# U Substitution 1

1. Sep 12, 2007

So I have another U substitution.

$$\int sec^3(2x)tan(2x)$$ this one is a little tricky for me. I have tried letting u= sec2x and tanx and 2x.
2x definitley gets me nowhere. I may be mistaken on the others. I will recheck them.

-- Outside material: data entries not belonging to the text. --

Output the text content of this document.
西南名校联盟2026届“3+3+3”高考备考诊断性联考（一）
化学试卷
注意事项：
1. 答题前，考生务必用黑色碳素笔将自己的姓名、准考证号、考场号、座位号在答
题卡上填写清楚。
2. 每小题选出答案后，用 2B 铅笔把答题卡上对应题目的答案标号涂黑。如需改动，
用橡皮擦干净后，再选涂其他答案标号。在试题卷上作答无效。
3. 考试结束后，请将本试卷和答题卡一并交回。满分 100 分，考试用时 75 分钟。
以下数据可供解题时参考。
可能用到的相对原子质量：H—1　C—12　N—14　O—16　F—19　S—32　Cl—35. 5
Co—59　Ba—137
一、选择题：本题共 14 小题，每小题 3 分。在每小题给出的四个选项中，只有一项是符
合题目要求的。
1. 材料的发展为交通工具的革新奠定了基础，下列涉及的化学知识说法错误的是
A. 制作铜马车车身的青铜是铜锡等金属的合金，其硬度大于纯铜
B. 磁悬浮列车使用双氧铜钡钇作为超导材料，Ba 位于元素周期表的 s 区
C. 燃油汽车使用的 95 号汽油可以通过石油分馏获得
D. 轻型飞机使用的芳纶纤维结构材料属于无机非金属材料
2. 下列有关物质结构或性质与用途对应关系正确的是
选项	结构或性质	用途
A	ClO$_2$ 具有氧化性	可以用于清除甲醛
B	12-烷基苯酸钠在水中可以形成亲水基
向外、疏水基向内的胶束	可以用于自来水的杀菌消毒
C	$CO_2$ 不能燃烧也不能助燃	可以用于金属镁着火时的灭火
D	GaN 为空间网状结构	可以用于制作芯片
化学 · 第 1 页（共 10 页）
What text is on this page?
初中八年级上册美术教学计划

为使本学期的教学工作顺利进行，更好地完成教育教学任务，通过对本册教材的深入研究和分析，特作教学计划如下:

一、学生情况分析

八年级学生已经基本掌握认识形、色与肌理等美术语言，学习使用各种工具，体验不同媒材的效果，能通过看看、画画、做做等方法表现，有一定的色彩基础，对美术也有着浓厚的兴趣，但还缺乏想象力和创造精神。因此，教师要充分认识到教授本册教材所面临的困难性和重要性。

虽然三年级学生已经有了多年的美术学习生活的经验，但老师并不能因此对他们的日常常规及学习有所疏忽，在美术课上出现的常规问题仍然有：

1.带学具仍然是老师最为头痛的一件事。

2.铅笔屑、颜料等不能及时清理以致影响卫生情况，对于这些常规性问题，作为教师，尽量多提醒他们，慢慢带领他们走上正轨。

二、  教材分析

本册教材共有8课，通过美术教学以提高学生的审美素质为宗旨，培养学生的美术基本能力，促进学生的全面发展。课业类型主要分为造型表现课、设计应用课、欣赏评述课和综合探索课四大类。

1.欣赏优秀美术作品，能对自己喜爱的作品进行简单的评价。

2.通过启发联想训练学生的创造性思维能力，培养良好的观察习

I was also thinking of rewriting it as
$$\int sec^4(2x)sin(2x)$$

is the latter the better option?

Thanks,
Casey

2. Sep 12, 2007

### mattmns

Unless I am mistaken, u = sec2x should work.

3. Sep 12, 2007

Oh...one second, let me re-work this.

4. Sep 12, 2007

I must be missing something...

$$\int sec^32xtan2x$$ If u=sec2x du=2sec2xtan2x dx
$$\rightarrow \int u^3 tan2x$$

$$\int sec2xtanx*u^2 dx$$
=$$\frac{1}{2}\int u^2du$$

Thanks...Btw, how do you make a new line with Latex? I though it was \\

Last edited: Sep 12, 2007
5. Sep 12, 2007

### rocomath

your last 2 lines look funny to me, from what i have written down it should look like

$$\int\sec^{2}{2x}\sec{2x}\tan{2x}dx$$

subst. $$\sec{2x}tan{2x}dx$$ with $$du$$

$$\frac{1}{2} \int u^{2}du$$

your final integral looked good but the one b4 doesn't click with me. i also thought \\ starts a new line, it works sometimes, and others it doesn't. the \ doesn't even work great for me either.

6. Sep 12, 2007

I edited to fix..I forgot the tan2x where sec2xtan2x=du/2